3. All chains that share the same densest particle are grouped together.

4. Groups are included, linked together, or discarded depending on the user-supplied over density threshold parameter. The default is 160.

For both the FoF and HOP halo finders, the resulting halo catalogs will be written to a directory associated with the output_dir keyword provided to the HaloCatalog. The number of files for each catalog is equal to the number of processors used. The catalog files have the naming convention <dataset_name>/<dataset_name>.<processor_number>.h5, where dataset_name refers to the name of the snapshot. For more information on loading these with yt, see YTHaloCatalog.

Rockstar-galaxies

Rockstar uses an adaptive hierarchical refinement of friends-of-friends groups in six phase-space dimensions and one time dimension, which allows for robust (grid-independent, shape-independent, and noise- resilient) tracking of substructure. The methods are described in Behroozi et al. 2011.

The yt_astro_analysis package works with the latest version of rockstar-galaxies. See Installing with Rockstar support for information on obtaining and installing rockstar-galaxies for use with yt_astro_analysis.

To run Rockstar, your script must be run with mpirun using a minimum of three processors. Rockstar processes are divided into three groups:

• readers: these read particle data from the snapshots. Set the number of readers with the num_readers keyword argument.

• writers: these perform the halo finding and write the subsequent halo catalogs. Set the number of writers with the num_writers keyword argument.

• server: this process coordinates the activity of the readers and writers. There is only one server process. The total number of processes given with mpirun must be equal to the number of readers plus writers plus one (for the server).

import yt

yt.enable_parallelism()
from yt.extensions.astro_analysis.halo_analysis import HaloCatalog

my_sim = yt.load_simulation("enzo_tiny_cosmology/32Mpc_32.enzo", "Enzo")
my_sim.get_time_series()
hc = HaloCatalog(
    data_ds=my_sim,
    finder_method="rockstar",
    finder_kwargs={"num_readers": 1, "num_writers": 1},
)
hc.create()

Warning

Running Rockstar from yt on multiple compute nodes connected by an Infiniband network can be problematic. It is recommended to force the use of the non-Infiniband network (e.g. Ethernet) using this flag: --mca btl ^openib. For example, to run with 24 cores, do: mpirun -n 24 --mca btl ^openib python ./run_rockstar.py.

See RockstarHaloFinder for the list of available options.

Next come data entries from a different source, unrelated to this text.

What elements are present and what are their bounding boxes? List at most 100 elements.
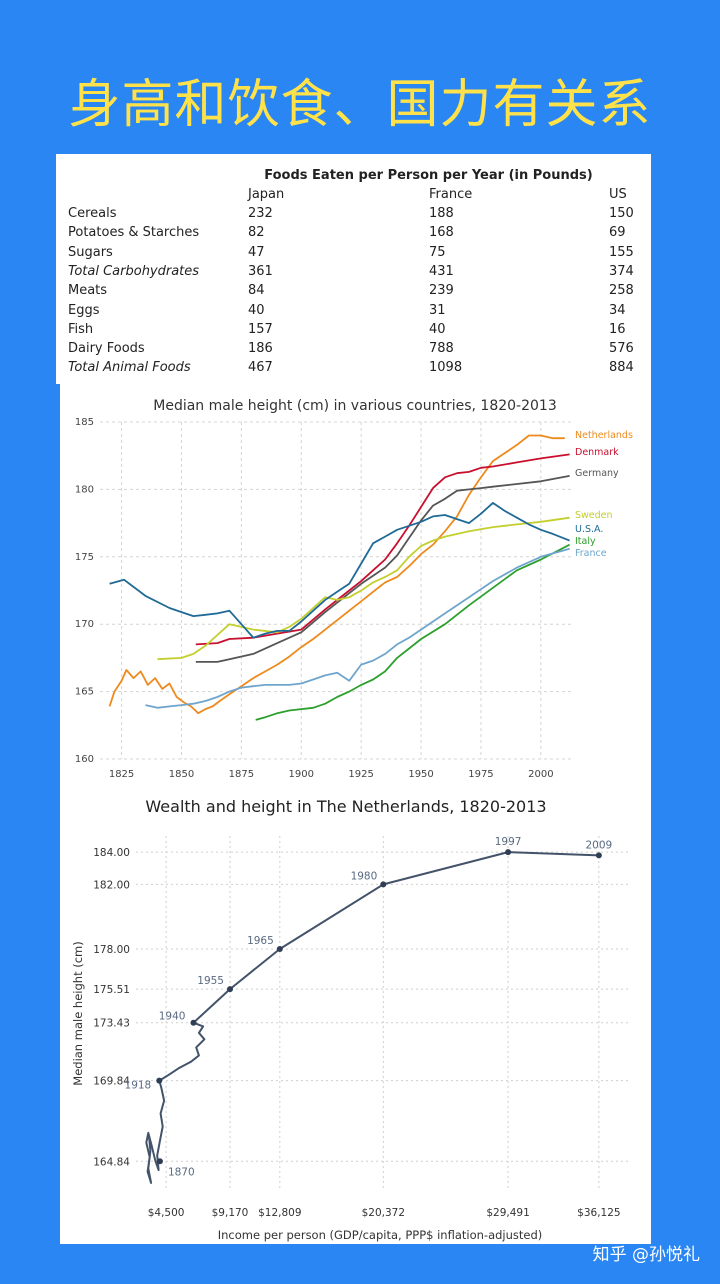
table-row-label: Meats bbox=[68, 283, 108, 299]
table-row-label: Potatoes & Starches bbox=[68, 225, 200, 241]
point-year-label: 1997 bbox=[495, 836, 522, 848]
y-tick-label: 164.84 bbox=[93, 1156, 130, 1168]
series-line-italy bbox=[255, 543, 571, 721]
series-line-germany bbox=[195, 475, 570, 663]
table-cell: 75 bbox=[429, 244, 446, 260]
y-tick-label: 173.43 bbox=[93, 1018, 130, 1030]
data-point bbox=[190, 1019, 197, 1026]
data-point bbox=[595, 852, 602, 859]
series-line-france bbox=[145, 547, 570, 709]
point-year-label: 2009 bbox=[586, 839, 613, 851]
table-row-label: Total Animal Foods bbox=[68, 360, 191, 376]
table-cell: 1098 bbox=[429, 360, 463, 376]
table-cell: 374 bbox=[609, 263, 634, 279]
data-point bbox=[156, 1158, 163, 1165]
table-cell: 361 bbox=[248, 263, 273, 279]
table-cell: 40 bbox=[429, 321, 446, 337]
table-cell: 16 bbox=[609, 321, 626, 337]
watermark-text: 知乎 @孙悦礼 bbox=[592, 1245, 700, 1265]
table-row-label: Sugars bbox=[68, 244, 113, 260]
table-cell: 232 bbox=[248, 206, 273, 221]
x-tick-label: 1825 bbox=[109, 769, 134, 780]
point-year-label: 1940 bbox=[159, 1011, 186, 1023]
y-tick-label: 170 bbox=[75, 619, 94, 630]
x-tick-label: 2000 bbox=[528, 769, 553, 780]
chart-title: Wealth and height in The Netherlands, 18… bbox=[145, 797, 546, 816]
table-cell: 82 bbox=[248, 225, 265, 241]
y-tick-label: 185 bbox=[75, 417, 94, 428]
x-tick-label: $9,170 bbox=[212, 1207, 249, 1219]
table-cell: 168 bbox=[429, 225, 454, 241]
table-cell: 884 bbox=[609, 360, 634, 376]
table-cell: 239 bbox=[429, 283, 454, 299]
table-cell: 467 bbox=[248, 360, 273, 376]
table-row-label: Total Carbohydrates bbox=[68, 263, 200, 279]
table-column-header: Japan bbox=[248, 187, 285, 202]
x-tick-label: 1850 bbox=[169, 769, 194, 780]
legend-label: Denmark bbox=[575, 447, 619, 458]
table-cell: 34 bbox=[609, 302, 626, 318]
height-chart-panel: Median male height (cm) in various count… bbox=[60, 384, 651, 796]
point-year-label: 1980 bbox=[351, 870, 378, 882]
table-row-label: Dairy Foods bbox=[68, 341, 145, 357]
legend-label: U.S.A. bbox=[575, 524, 603, 535]
y-tick-label: 175 bbox=[75, 552, 94, 563]
table-row-label: Fish bbox=[68, 321, 94, 337]
x-tick-label: 1900 bbox=[289, 769, 314, 780]
table-cell: 186 bbox=[248, 341, 273, 357]
table-column-header: US bbox=[609, 187, 627, 202]
legend-label: Italy bbox=[575, 536, 596, 547]
legend-label: Netherlands bbox=[575, 430, 633, 441]
chart-title: Median male height (cm) in various count… bbox=[153, 398, 557, 414]
series-line-netherlands bbox=[108, 434, 565, 715]
data-point bbox=[380, 881, 387, 888]
y-tick-label: 178.00 bbox=[93, 944, 130, 956]
x-tick-label: $4,500 bbox=[148, 1207, 185, 1219]
x-tick-label: 1950 bbox=[408, 769, 433, 780]
data-point bbox=[227, 986, 234, 993]
table-cell: 188 bbox=[429, 206, 454, 221]
wealth-height-line bbox=[145, 851, 599, 1184]
y-tick-label: 165 bbox=[75, 687, 94, 698]
y-tick-label: 169.84 bbox=[93, 1076, 130, 1088]
point-year-label: 1870 bbox=[168, 1166, 195, 1178]
series-line-denmark bbox=[195, 453, 570, 646]
point-year-label: 1918 bbox=[125, 1080, 152, 1092]
table-cell: 576 bbox=[609, 341, 634, 357]
data-point bbox=[505, 849, 512, 856]
table-column-header: France bbox=[429, 187, 473, 202]
x-tick-label: $12,809 bbox=[258, 1207, 301, 1219]
x-tick-label: $36,125 bbox=[577, 1207, 620, 1219]
x-tick-label: 1975 bbox=[468, 769, 493, 780]
x-tick-label: 1925 bbox=[348, 769, 373, 780]
table-cell: 431 bbox=[429, 263, 454, 279]
y-tick-label: 182.00 bbox=[93, 879, 130, 891]
x-tick-label: 1875 bbox=[229, 769, 254, 780]
table-cell: 69 bbox=[609, 225, 626, 241]
data-point bbox=[156, 1077, 163, 1084]
table-cell: 155 bbox=[609, 244, 634, 260]
y-tick-label: 184.00 bbox=[93, 847, 130, 859]
table-cell: 150 bbox=[609, 206, 634, 221]
legend-label: France bbox=[575, 548, 607, 559]
page-title: 身高和饮食、国力有关系 bbox=[68, 75, 652, 135]
data-point bbox=[276, 945, 283, 952]
legend-label: Sweden bbox=[575, 510, 613, 521]
table-cell: 47 bbox=[248, 244, 265, 260]
point-year-label: 1965 bbox=[247, 935, 274, 947]
x-axis-label: Income per person (GDP/capita, PPP$ infl… bbox=[218, 1228, 543, 1242]
wealth-chart-panel: Wealth and height in The Netherlands, 18… bbox=[60, 796, 651, 1244]
x-tick-label: $29,491 bbox=[486, 1207, 529, 1219]
y-tick-label: 180 bbox=[75, 484, 94, 495]
series-line-usa bbox=[109, 502, 570, 639]
table-cell: 157 bbox=[248, 321, 273, 337]
point-year-label: 1955 bbox=[197, 975, 224, 987]
y-tick-label: 160 bbox=[75, 754, 94, 765]
y-tick-label: 175.51 bbox=[93, 984, 130, 996]
table-caption: Foods Eaten per Person per Year (in Poun… bbox=[264, 168, 593, 183]
table-cell: 31 bbox=[429, 302, 446, 318]
x-tick-label: $20,372 bbox=[362, 1207, 405, 1219]
table-cell: 40 bbox=[248, 302, 265, 318]
legend-label: Germany bbox=[575, 468, 619, 479]
wealth-height-chart: Wealth and height in The Netherlands, 18… bbox=[71, 797, 630, 1242]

Rockstar halo catalogs are saved to the directory associated the output_dir keyword provided to the HaloCatalog. The number of files for each catalog is equal to the number of writers. The catalog files have the naming convention halos_<catalog_number>.<processor_number>.bin, where catalog number 0 is the first halo catalog calculated. For more information on loading these with yt, see Rockstar.

Parallelism

All three halo finders can be run in parallel using mpirun and by adding yt.enable_parallelism() to the top of the script. The computational domain will be divided evenly among all processes (among the writers in the case of Rockstar) with a small amount of padding to ensure halos on sub-volume boundaries are not split. For FoF and HOP, the number of processors used only needs to provided to mpirun (e.g., mpirun -np 8 to run on 8 processors).

import yt

yt.enable_parallelism()
from yt.extensions.astro_analysis.halo_analysis import HaloCatalog

data_ds = yt.load("Enzo_64/RD0006/RedshiftOutput0006")
hc = HaloCatalog(
    data_ds=data_ds,
    finder_method="fof",
    finder_kwargs={"ptype": "stars", "padding": 0.02},
)
hc.create()

For more information on running yt in parallel, see Parallel Computation With yt.

Saving Halo Particles

As of version 1.1 of yt_astro_analysis, the ids of the particles belonging to each halo can be saved to the catalog when using either the FoF or HOP methods. The is enabled by default and can be disabled by setting save_particles to False in the finder_kwargs dictionary, as described above. Rockstar will also save halo particles to the .bin files. However, reading these is not currently supported in yt. See YTHaloCatalog for information on accessing halo particles for FoF and HOP catalogs.